De flat ligt vlakbij het Diaconessenhuis en de politie vermoedt dat het kind er daarom te vondeling is gelegd. Meteen na de vondst werd de baby door de politie naar dit ziekenhuis gebracht. Daar werd geconstateerd dat het kind zeven weken te vroeg geboren was, maar in uitstekende gezondheid verkeerde.

Limburgsch Dagblad, 21 februari 1983: "Vondeling in schoenendoos"

BREDA - De Bredase politie heeft zaterdagavond laat een pasgeboren baby aangetroffen in een schoenendoos, die stond in de hal van een flat aan de Grote Spie. De baby, een jongetje, lag gewikkeld in papier in de doos. Het kind is direct overgebracht naar het Diaconessenhuis en maakt het, volgens de politie, redelijk. Bewoners hadden de politie gebeld, omdat er geluid uit de doos kwam. De politie probeert nu te achterhalen wie de moeder is en wie het kind in de hal heeft gelegd.

De Telegraaf, 21 februari 1983: "Pasgeboren baby in schoenendoos gevonden"

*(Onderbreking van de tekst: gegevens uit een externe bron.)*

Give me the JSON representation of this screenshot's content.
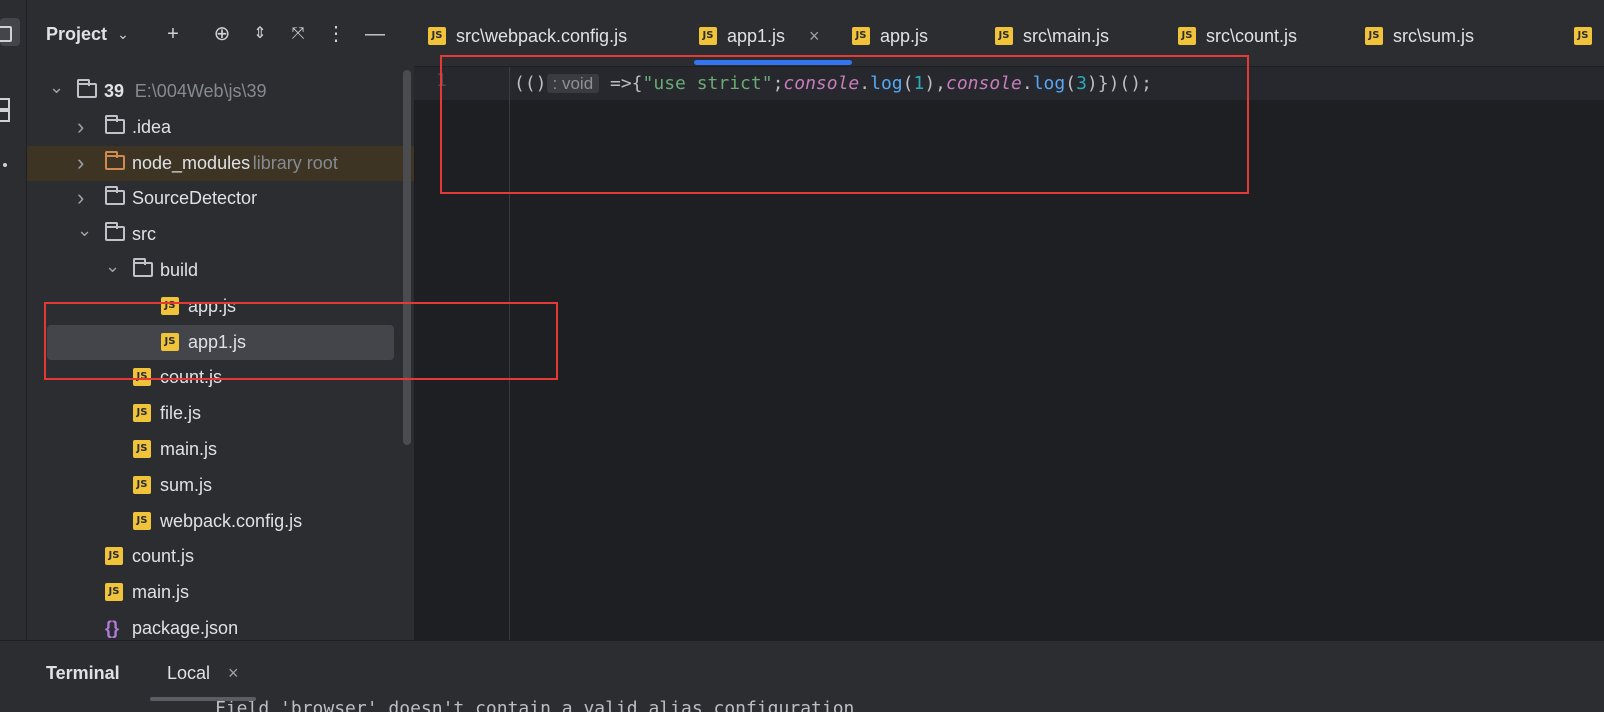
{
  "project_panel": {
    "title": "Project",
    "tree": [
      {
        "label": "39",
        "hint": "E:\\004Web\\js\\39",
        "depth": 0,
        "type": "folder",
        "expanded": true
      },
      {
        "label": ".idea",
        "depth": 1,
        "type": "folder",
        "expanded": false
      },
      {
        "label": "node_modules",
        "hint": "library root",
        "depth": 1,
        "type": "folder-lib",
        "expanded": false
      },
      {
        "label": "SourceDetector",
        "depth": 1,
        "type": "folder",
        "expanded": false
      },
      {
        "label": "src",
        "depth": 1,
        "type": "folder",
        "expanded": true
      },
      {
        "label": "build",
        "depth": 2,
        "type": "folder",
        "expanded": true
      },
      {
        "label": "app.js",
        "depth": 3,
        "type": "js"
      },
      {
        "label": "app1.js",
        "depth": 3,
        "type": "js",
        "selected": true
      },
      {
        "label": "count.js",
        "depth": 2,
        "type": "js"
      },
      {
        "label": "file.js",
        "depth": 2,
        "type": "js"
      },
      {
        "label": "main.js",
        "depth": 2,
        "type": "js"
      },
      {
        "label": "sum.js",
        "depth": 2,
        "type": "js"
      },
      {
        "label": "webpack.config.js",
        "depth": 2,
        "type": "js"
      },
      {
        "label": "count.js",
        "depth": 1,
        "type": "js"
      },
      {
        "label": "main.js",
        "depth": 1,
        "type": "js"
      },
      {
        "label": "package.json",
        "depth": 1,
        "type": "json"
      }
    ]
  },
  "editor_tabs": [
    {
      "label": "src\\webpack.config.js"
    },
    {
      "label": "app1.js",
      "active": true,
      "close": "×"
    },
    {
      "label": "app.js"
    },
    {
      "label": "src\\main.js"
    },
    {
      "label": "src\\count.js"
    },
    {
      "label": "src\\sum.js"
    }
  ],
  "editor": {
    "line_number": "1",
    "code": {
      "t1": "(()",
      "inlay": ": void",
      "t2": " =>{",
      "str": "\"use strict\"",
      "t3": ";",
      "obj1": "console",
      "t4": ".",
      "fn1": "log",
      "t5": "(",
      "num1": "1",
      "t6": "),",
      "obj2": "console",
      "t7": ".",
      "fn2": "log",
      "t8": "(",
      "num2": "3",
      "t9": ")})();"
    }
  },
  "terminal": {
    "title": "Terminal",
    "tab": "Local",
    "close": "×",
    "output": "Field 'browser' doesn't contain a valid alias configuration"
  },
  "icons": {
    "js_badge": "JS",
    "json_badge": "{}"
  },
  "colors": {
    "highlight_box": "#e53935",
    "tab_active_underline": "#3574f0",
    "js_icon": "#f1c33a"
  }
}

door Rien de Deugd jr. BREDA, maandag. Bewoners van een flatgebouw aan de Grote Spie in Breda hebben zaterdagavond rond de klok van halfelf een jongetje gevonden dat in een schoenendoos te vondeling was gelegd. De baby moet volgens een woordvoerder van de Bredase politie niet ouder zijn geweest dan één uur.

Enkele bewoners op de eerste etage van het flatgebouw hoorden een krijsend geluid, waarna men op onderzoek uitging. In de hal werd het jongetje gevonden in een grote schoenendoos. De baby was gewikkeld in enkele lakens. De bewoners van dit luxe flatgebouw waarschuwden de politie en de vondeling werd door de agenten Leenders en Zengerink pijlsnel naar het nabij gelegen Diaconessenziekenhuis vervoerd. De vondeling ligt op de kinderafdeling en is zeven weken te vroeg geboren. Het betreft hier vermoedelijk een Nederlandse baby. De gezondheidstoestand van het vondelingetje is uitstekend. De Bredase politie is een onderzoek begonnen naar de moeder van het kind.

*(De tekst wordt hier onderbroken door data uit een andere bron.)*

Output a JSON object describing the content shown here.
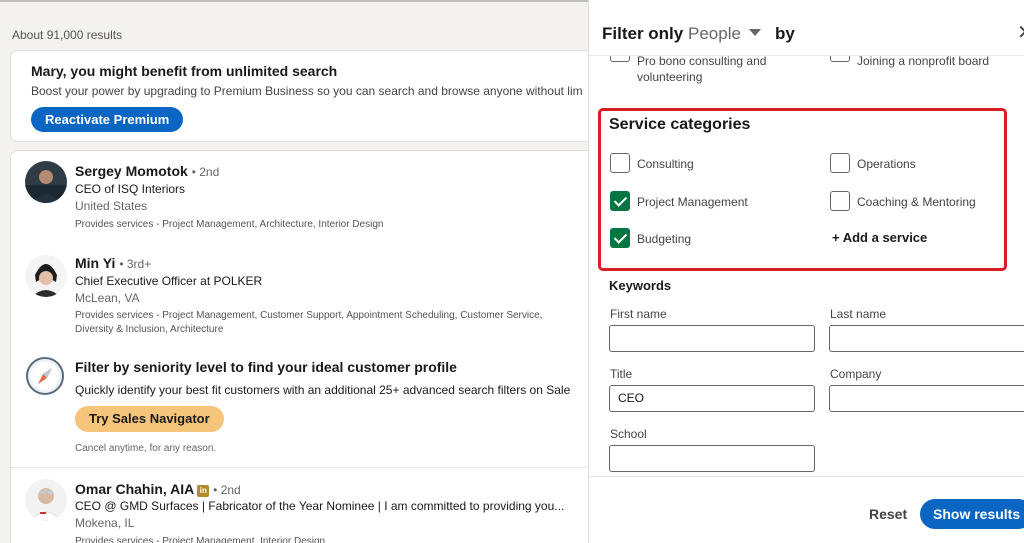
{
  "results": {
    "count_text": "About 91,000 results"
  },
  "premium": {
    "title": "Mary, you might benefit from unlimited search",
    "subtitle": "Boost your power by upgrading to Premium Business so you can search and browse anyone without lim",
    "button_label": "Reactivate Premium"
  },
  "people": [
    {
      "name": "Sergey Momotok",
      "degree": "• 2nd",
      "title": "CEO of ISQ Interiors",
      "location": "United States",
      "services": "Provides services - Project Management, Architecture, Interior Design"
    },
    {
      "name": "Min Yi",
      "degree": "• 3rd+",
      "title": "Chief Executive Officer at POLKER",
      "location": "McLean, VA",
      "services": "Provides services - Project Management, Customer Support, Appointment Scheduling, Customer Service, Diversity & Inclusion, Architecture"
    },
    {
      "name": "Omar Chahin, AIA",
      "degree": "• 2nd",
      "title": "CEO @ GMD Surfaces | Fabricator of the Year Nominee | I am committed to providing you...",
      "location": "Mokena, IL",
      "services": "Provides services - Project Management, Interior Design"
    }
  ],
  "sales_nav": {
    "title": "Filter by seniority level to find your ideal customer profile",
    "subtitle": "Quickly identify your best fit customers with an additional 25+ advanced search filters on Sale",
    "button_label": "Try Sales Navigator",
    "cancel_text": "Cancel anytime, for any reason.",
    "icon": "compass-icon"
  },
  "filter_panel": {
    "header_prefix": "Filter only",
    "entity": "People",
    "header_suffix": "by",
    "close_icon": "✕",
    "partial_row": {
      "left": "Pro bono consulting and",
      "left_line2": "volunteering",
      "right": "Joining a nonprofit board"
    },
    "service_categories": {
      "title": "Service categories",
      "options": [
        {
          "label": "Consulting",
          "checked": false
        },
        {
          "label": "Operations",
          "checked": false
        },
        {
          "label": "Project Management",
          "checked": true
        },
        {
          "label": "Coaching & Mentoring",
          "checked": false
        },
        {
          "label": "Budgeting",
          "checked": true
        }
      ],
      "add_label": "+ Add a service"
    },
    "keywords": {
      "title": "Keywords",
      "first_name": {
        "label": "First name",
        "value": ""
      },
      "last_name": {
        "label": "Last name",
        "value": ""
      },
      "title_field": {
        "label": "Title",
        "value": "CEO"
      },
      "company": {
        "label": "Company",
        "value": ""
      },
      "school": {
        "label": "School",
        "value": ""
      }
    },
    "footer": {
      "reset_label": "Reset",
      "show_label": "Show results"
    }
  },
  "colors": {
    "linkedin_blue": "#0a66c2",
    "check_green": "#057642",
    "highlight_red": "#d81f26",
    "sales_nav_gold": "#f5c57b"
  }
}
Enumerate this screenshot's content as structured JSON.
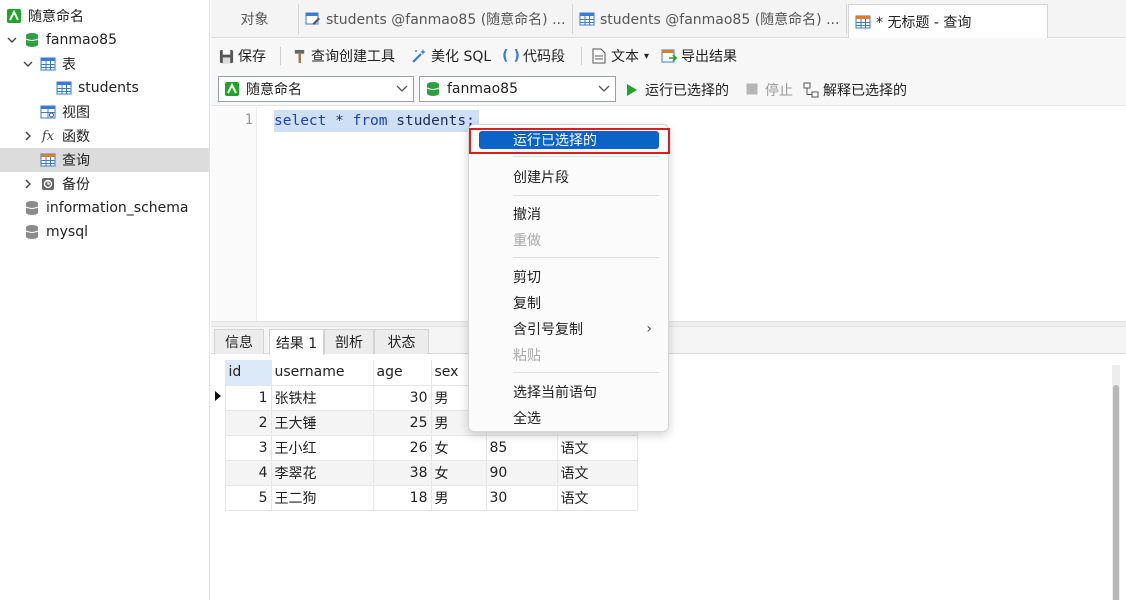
{
  "sidebar": {
    "connection": "随意命名",
    "database": "fanmao85",
    "tables_label": "表",
    "table_students": "students",
    "views_label": "视图",
    "functions_label": "函数",
    "queries_label": "查询",
    "backups_label": "备份",
    "db_information_schema": "information_schema",
    "db_mysql": "mysql",
    "function_icon_glyph": "fx"
  },
  "tabs": [
    {
      "label": "对象"
    },
    {
      "label": "students @fanmao85 (随意命名) ..."
    },
    {
      "label": "students @fanmao85 (随意命名) ..."
    },
    {
      "label": "* 无标题 - 查询"
    }
  ],
  "toolbar": {
    "save": "保存",
    "query_builder": "查询创建工具",
    "beautify_sql": "美化 SQL",
    "code_snippet": "代码段",
    "text": "文本",
    "export_results": "导出结果"
  },
  "connbar": {
    "connection_value": "随意命名",
    "database_value": "fanmao85",
    "run_selected": "运行已选择的",
    "stop": "停止",
    "explain_selected": "解释已选择的"
  },
  "editor": {
    "line_number": "1",
    "kw_select": "select",
    "op_star": " * ",
    "kw_from": "from",
    "table_text": " students;"
  },
  "result_tabs": {
    "info": "信息",
    "result1": "结果 1",
    "profile": "剖析",
    "status": "状态"
  },
  "grid": {
    "columns": [
      "id",
      "username",
      "age",
      "sex",
      "",
      ""
    ],
    "rows": [
      {
        "id": "1",
        "username": "张铁柱",
        "age": "30",
        "sex": "男",
        "c5": "",
        "c6": ""
      },
      {
        "id": "2",
        "username": "王大锤",
        "age": "25",
        "sex": "男",
        "c5": "",
        "c6": ""
      },
      {
        "id": "3",
        "username": "王小红",
        "age": "26",
        "sex": "女",
        "c5": "85",
        "c6": "语文"
      },
      {
        "id": "4",
        "username": "李翠花",
        "age": "38",
        "sex": "女",
        "c5": "90",
        "c6": "语文"
      },
      {
        "id": "5",
        "username": "王二狗",
        "age": "18",
        "sex": "男",
        "c5": "30",
        "c6": "语文"
      }
    ]
  },
  "context_menu": {
    "run_selected": "运行已选择的",
    "create_snippet": "创建片段",
    "undo": "撤消",
    "redo": "重做",
    "cut": "剪切",
    "copy": "复制",
    "copy_with_quotes": "含引号复制",
    "paste": "粘贴",
    "select_current_statement": "选择当前语句",
    "select_all": "全选",
    "submenu_arrow": "›"
  },
  "colors": {
    "highlight": "#0a64c8",
    "annotation_box": "#d62020",
    "run_green": "#1fa42a",
    "db_green": "#2ea043"
  }
}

De Telegraaf, 23 februari 1983: "Bredase vondeling aangegeven"

Van een onzer verslaggevers. BREDA, woensdag. De Bredase vondeling, die afgelopen zaterdagavond in een flat een de Grote Spie werd gevonden door de familie Verloop, is gisteren aangegeven bij de burgerlijke stand in Breda. Hij heeft de naam Mark Stephanus-Willem van Boeimeer gekregen. Mark slaat op de rivier die door Breda stroomt, Stephanus en Willem op de namen van dc politieagenten die het eerst ter plaatse waren en Boeimeer is de wijk waar de vondeling aangetroffen werd. De politie is nog op zoek naar de moeder.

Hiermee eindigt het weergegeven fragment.